ABC Corporation is condsidering an IPO. ABC has 12 million shares of common stock owned by its founder and early investors. ABC has no preferred stock, debt, or short-term investments. Based on its free cash flow projection, ABC's intrinsic value of operations is $210 million. ABC wants to raise $30 million (net of flotation costs) in net proceeds. The investment bank charges a 7% underwriting spread. All other costs associated with the IPO are small enough to be neglected in this analysis and all shares sold in the IPO will be newly issued shares. Answer the following questions.

Value of operations (VPre-IPO) $210 million
Number of existing shares (nExisting)    12 million
Target net proceeds $30 million
Flotation costs (F) 7%

1. Based on number of new shares sold in the IPO and the total amount paid by the new shareholders, what is the offer price?

- Offer price = POffer =

2. Based on total value of the company after the IPO and the total number of outstanding shares after the IPO, what is the intrinsic price per share after the IPO?

   - Price per share after the IPO = PPost-IPO =

3. Compare the pre-IPO price, the offer price, and the post-IPO price. Explain why they are similar of different. (No calculations are required.)

Solutions

Expert Solution

1. Offer price = Net proceeds/ Number of shares sold, In order to arrive at number of shares sold, it is essential to calculate pre IPO price of company's share. The pre IPO price = $210/ 12 million shares = $17.5.

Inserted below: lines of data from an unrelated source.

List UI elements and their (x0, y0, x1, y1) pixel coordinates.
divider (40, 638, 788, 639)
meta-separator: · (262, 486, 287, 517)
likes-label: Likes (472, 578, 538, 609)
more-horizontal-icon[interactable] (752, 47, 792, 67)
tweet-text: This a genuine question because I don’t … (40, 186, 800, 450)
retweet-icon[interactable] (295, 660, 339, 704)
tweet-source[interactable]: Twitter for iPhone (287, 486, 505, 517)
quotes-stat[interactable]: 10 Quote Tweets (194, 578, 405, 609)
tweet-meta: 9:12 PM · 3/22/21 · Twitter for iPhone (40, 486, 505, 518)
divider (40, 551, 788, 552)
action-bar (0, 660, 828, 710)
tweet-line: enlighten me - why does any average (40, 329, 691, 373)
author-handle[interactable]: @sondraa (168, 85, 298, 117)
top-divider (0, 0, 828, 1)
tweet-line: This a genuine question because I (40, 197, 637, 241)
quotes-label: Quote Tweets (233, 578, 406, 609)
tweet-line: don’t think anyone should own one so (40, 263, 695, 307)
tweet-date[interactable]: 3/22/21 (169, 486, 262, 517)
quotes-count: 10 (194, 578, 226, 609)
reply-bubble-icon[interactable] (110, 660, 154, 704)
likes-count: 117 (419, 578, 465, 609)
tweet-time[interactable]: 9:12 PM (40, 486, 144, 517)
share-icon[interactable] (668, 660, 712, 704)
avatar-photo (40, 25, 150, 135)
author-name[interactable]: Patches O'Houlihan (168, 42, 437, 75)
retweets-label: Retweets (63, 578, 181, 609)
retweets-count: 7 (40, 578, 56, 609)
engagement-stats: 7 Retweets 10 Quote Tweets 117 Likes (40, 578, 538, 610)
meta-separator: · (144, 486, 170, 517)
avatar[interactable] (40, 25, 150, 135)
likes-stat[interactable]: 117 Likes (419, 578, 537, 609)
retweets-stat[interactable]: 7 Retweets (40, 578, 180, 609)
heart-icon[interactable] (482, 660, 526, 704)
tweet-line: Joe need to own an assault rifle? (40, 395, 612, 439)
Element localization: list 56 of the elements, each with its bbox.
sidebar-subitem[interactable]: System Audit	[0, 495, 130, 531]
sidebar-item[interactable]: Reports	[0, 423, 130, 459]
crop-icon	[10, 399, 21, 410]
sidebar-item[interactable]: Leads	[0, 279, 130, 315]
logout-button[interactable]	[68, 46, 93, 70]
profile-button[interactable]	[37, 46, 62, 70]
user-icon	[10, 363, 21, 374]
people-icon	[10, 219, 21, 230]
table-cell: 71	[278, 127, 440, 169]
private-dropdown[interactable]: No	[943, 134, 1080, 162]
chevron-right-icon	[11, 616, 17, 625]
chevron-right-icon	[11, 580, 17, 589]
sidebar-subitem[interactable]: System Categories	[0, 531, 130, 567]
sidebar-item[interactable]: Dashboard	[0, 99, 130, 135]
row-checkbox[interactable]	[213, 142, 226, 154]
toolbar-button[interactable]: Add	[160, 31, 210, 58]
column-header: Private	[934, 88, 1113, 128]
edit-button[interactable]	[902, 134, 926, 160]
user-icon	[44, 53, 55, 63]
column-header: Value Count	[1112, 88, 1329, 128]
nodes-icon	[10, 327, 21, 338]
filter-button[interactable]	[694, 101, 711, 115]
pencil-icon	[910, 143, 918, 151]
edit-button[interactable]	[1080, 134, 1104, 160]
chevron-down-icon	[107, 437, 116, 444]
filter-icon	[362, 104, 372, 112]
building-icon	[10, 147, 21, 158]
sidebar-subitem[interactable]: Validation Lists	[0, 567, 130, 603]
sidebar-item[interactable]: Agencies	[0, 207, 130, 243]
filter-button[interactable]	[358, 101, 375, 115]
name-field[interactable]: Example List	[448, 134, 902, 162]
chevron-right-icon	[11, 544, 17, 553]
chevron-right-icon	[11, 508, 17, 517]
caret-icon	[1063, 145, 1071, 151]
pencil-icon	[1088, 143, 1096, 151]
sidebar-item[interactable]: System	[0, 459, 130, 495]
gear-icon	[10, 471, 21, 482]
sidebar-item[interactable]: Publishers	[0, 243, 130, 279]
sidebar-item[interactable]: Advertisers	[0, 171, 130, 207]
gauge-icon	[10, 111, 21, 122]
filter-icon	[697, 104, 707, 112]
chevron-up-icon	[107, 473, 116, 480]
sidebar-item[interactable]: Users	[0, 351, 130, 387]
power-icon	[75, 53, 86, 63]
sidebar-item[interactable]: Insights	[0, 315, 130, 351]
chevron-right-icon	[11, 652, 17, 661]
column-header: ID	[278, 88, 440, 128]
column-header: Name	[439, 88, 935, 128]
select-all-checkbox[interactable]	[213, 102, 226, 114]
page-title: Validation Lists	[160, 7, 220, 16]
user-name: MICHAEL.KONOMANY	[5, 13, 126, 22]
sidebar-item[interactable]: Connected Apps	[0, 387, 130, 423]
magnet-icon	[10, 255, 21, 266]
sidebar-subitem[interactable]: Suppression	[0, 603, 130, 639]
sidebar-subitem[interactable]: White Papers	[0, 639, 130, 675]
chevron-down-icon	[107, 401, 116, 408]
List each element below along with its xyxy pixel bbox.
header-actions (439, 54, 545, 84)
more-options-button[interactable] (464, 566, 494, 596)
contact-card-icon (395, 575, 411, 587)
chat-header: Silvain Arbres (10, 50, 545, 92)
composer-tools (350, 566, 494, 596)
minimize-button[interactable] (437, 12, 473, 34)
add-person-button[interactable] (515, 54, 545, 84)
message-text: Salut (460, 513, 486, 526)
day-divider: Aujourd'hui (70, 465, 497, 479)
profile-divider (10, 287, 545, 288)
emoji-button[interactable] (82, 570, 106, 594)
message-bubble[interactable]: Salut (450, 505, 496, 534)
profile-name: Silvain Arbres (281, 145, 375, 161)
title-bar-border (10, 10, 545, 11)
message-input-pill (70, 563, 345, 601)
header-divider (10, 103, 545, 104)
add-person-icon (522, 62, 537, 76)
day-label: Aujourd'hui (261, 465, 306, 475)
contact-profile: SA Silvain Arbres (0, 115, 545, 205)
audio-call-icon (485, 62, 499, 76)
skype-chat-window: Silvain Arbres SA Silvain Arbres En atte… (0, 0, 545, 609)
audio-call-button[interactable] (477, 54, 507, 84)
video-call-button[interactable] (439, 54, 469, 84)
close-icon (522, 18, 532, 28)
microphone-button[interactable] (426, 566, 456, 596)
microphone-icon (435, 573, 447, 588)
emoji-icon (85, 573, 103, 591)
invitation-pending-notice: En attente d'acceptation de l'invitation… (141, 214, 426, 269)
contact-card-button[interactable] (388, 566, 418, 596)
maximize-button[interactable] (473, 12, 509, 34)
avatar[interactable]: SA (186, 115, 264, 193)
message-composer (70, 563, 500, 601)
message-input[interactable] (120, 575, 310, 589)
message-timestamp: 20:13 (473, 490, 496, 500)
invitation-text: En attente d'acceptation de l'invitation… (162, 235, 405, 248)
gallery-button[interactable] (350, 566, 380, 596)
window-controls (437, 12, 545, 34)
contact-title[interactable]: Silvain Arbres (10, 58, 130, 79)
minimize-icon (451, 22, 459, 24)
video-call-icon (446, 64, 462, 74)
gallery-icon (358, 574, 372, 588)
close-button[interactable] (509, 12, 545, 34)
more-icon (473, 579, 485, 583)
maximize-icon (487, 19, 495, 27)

Shares offered = $30 million / $17.5 = 1.7142 million shares

Offer price= $30 million/ 1.7142 million shares = $17.5

2. Total value of the after IPO = $210 million + $ 30 million = $240 million

Total number of shares outstanding = 12 million + 1.7142 million shares

Intrinsic price per share = $240 million/ 31.7142 million shares = $17.5

3. The pre IPO price, offer price and Post IPO price is same and stood at $17.5. This is because shares are offered in the IPO based on the current intrinsic value per share of company's assets. After the issue of shares at the current price, same Post IPO price will remain, because money is raised in the same price and number of shares are issued based on the pre IPO price. There can be change in such prices, if the money will be raised by issue of shares at premium or discount. However, such is not the case in this problem.